Saturday, April 5, 2008

the bi-annual tradition



today i cried. it happens generally around once every 6 months. right now you're more than welcome to ignore all that stuff i said about "i'm not the type of girl who gets overly emotional" during what is now a 2-day stint with PMS. poor ben. poor caleb. poor me.

it was this morning & i was somewhat stressed out. looking back....um, yep, there really was no reason to be frustrated enough to cry. just a whole lot of things that were not on the schedule for the day, people showing up unannounced, clients coming home early from spring break (i was planning on having one last day to relax before the troops settled in to the house again). and then the clincher was that caleb needs a haircut in the worst way and he was flipping out anytime i would come near him with scissors. the shaggiest area was around his ears & the back of his neck, the part you can't get with clippers. but no matter how much i begged, bribed or coerced, as soon as he caught that shiny glint of metal in his peripheral vision, he lost it.

and for some reason the combination of all of these very minor things conjured up enough hormones for me to let loose. caleb was so confused he didn't know what to do with himself. i literally think it's the first time he's seen actual tears run down my face at breakneck speed. he kept trying to crack jokes, "mama, look at this funny face i'm making." and anything on the t.v. he would just look at me and start to giggle, "oh, that's so silly," he would say repeatedly. sweet little kid.

but the problem with being emotionally constipated is that once you let go, there is no turning back. i know many girls that cry a lot so they have the process down pat. a couple of tears and they're done...and then they start all over again 20 minutes later. but not me. it was like niagra falls had just exploded out of my eye sockets. so finally after fighting it...which only made it worse...i just laid down on the floor and bawled.

but i didn't want caleb to think he had done anything wrong, so while i'm sobbing i'm saying "oh caleb you're such a good boy. i love you so much." and then more reassuring, "you're so smart and funny & you make me so happy." he is going to be completely confused when it comes to emotions. i imagine him falling & getting a bloody nose. screaming in pain but saying, "this is so great! i'm so happy about this!" at the same time. ah, how we screw up our children.

ben came to talk with me after i was through releasing every ounce of salt left in my body. i recovered quite well, he didn't even know i had cried. so i announced it to him. he sat there, astounded. "really? you seriously cried? oh wow." and leaned in a good 6 inches closer to my face...i think searching for any last remnants of tears. unfortunately for him the bawl ship had sailed. you gotta get it while the gettin's good. but you know according to my hormonal clock, i still have one good cry left for '08 & he is with me the majority of the time so i'd say the odds are in his favor.

8 comments:

Ben said...

That's awesome.

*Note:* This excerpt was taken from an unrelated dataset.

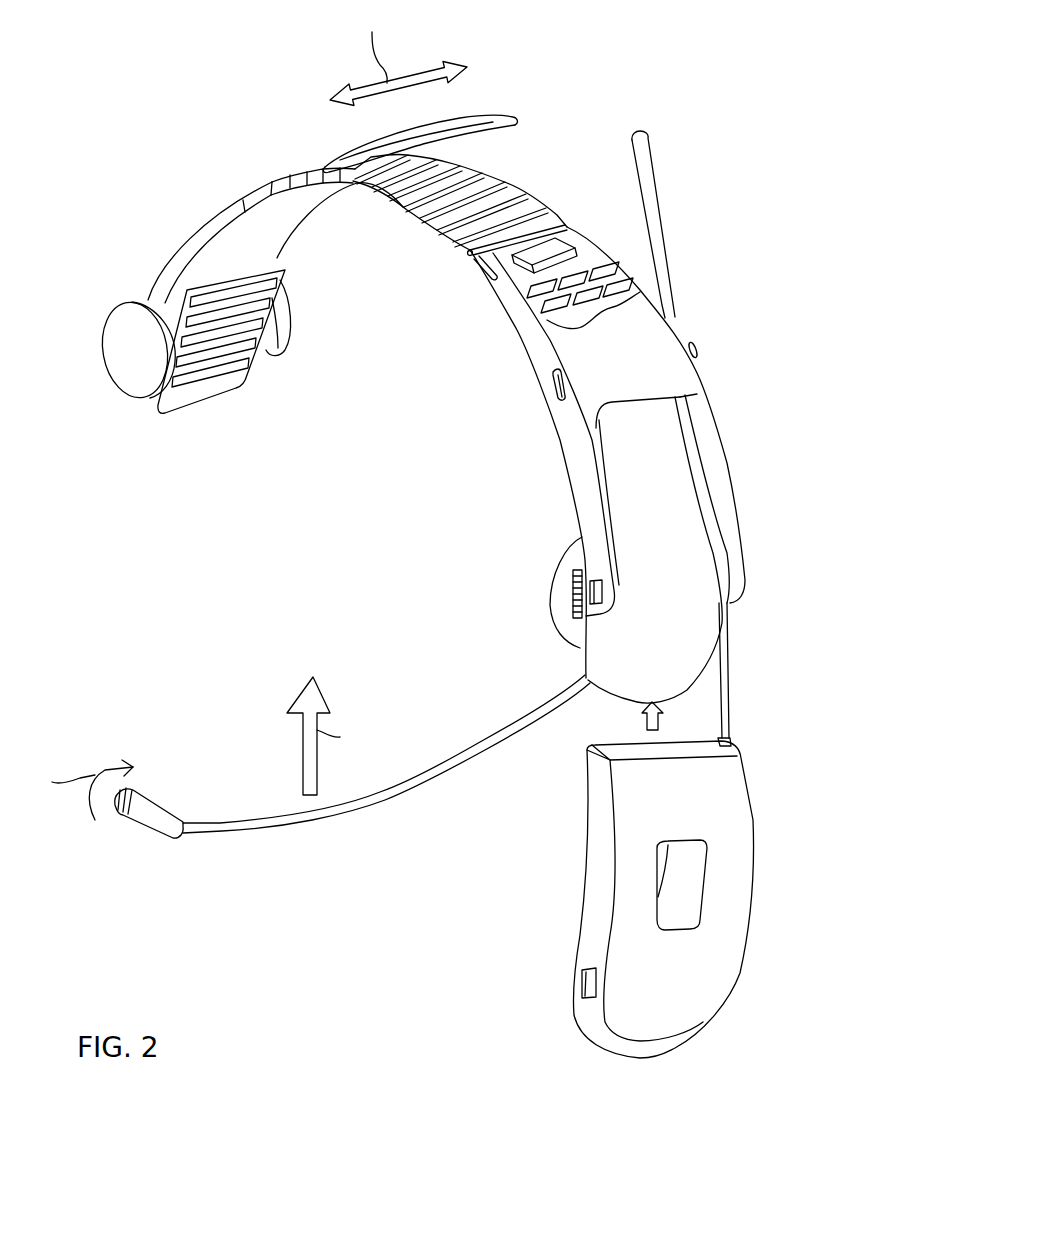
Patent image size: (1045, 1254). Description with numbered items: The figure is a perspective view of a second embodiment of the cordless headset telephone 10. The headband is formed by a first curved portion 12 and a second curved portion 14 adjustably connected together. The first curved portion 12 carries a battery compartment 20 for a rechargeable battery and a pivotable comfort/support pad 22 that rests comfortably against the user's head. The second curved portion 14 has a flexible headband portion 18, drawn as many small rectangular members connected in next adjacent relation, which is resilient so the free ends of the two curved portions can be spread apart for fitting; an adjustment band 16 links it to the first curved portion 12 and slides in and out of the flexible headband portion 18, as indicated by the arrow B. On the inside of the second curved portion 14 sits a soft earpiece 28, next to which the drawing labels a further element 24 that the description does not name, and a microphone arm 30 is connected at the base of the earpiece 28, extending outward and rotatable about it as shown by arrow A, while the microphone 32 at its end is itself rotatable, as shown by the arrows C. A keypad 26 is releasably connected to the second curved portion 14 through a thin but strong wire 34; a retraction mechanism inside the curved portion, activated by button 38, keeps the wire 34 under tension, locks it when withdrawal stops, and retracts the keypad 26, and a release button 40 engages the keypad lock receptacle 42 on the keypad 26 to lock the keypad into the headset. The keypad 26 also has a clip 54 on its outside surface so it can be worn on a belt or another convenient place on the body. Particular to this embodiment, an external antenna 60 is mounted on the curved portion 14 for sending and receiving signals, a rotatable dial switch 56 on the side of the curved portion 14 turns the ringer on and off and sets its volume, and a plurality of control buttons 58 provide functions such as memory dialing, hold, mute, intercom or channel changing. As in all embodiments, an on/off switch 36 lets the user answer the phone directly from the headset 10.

Jenny cries regularly, so I'm used to it. It's good for you to let go sometimes.

I have linked over to the DHS '98 blog from here. After reading all the posts (What the crap happened? I thought I was doing okay, but, good heavens, if you don't own your own company and/or have changed the world, the class of '98 might disown you), I'm on the fence whether I go or not. There's really only about 10 people I would care to see, and I'm 85% sure that 98% of them aren't going to be there (that stat might not hold up if you guys make it somehow). Let me know if you think you're going to come out for it, and that might swing me over.

MARIE said...

For once I can't remember when I cried last.

Rachel Holloway said...

Crying lots or not, I think we ALL have that BIG CRY in us.

I have never, not EVER in our whole dating, engaged or married life seen Brandon cry. Not at the birth of our children, not on our wedding day..nothing. I know it's in there--but he says he can feel things without letting tears out.

Hmmm...we are definitely different there! :)

Andrea said...

I on the other hand have my tear ducts wired to my lungs...I can barely take a breath without a tear escaping...the tears lose their power when they are flowing all the time.I know the true reason behind those tears. It has to do with male lactation doesn't it?

Mindy and Garry said...

Well...lately I've cried a whole lot more than usual...but I can definately relate to the whole crying thing in front of the kid. Ellie is so compassionate she sits there and tries to rub my arm and says in a very sympathetic voice,"it's ok mamma...don't worry...everything will be ok...etc." Good luck with your choices! It isn't easy deciding what to do! That is way cool that he is thinking of going on with school, but I don't envy the $$$ issue!!!

fonsy said...

WELCOME TO MY WORLD :)

Kris said...

I am one of those "cry all the time" girls and it so happens I did it yesterday :) Some times I wish I were more like you and only cried once or twice a year but I think after reading this story of Niagara Falls my hubby will be more grateful for the all the time "little" cries. I'm glad you got it all out!

Anonymous said...

Sorry I wasn't there to induce the crying - usually that's my job. And sorry I wasn't there to take you out for a chocolate and salt-fest either. I miss you Lyns! I don't care what it takes - move back by us! It will be worth it, I promise! I'll clean your house and babysit your kids and...rub your feet! Feed you grapes! PLEASE!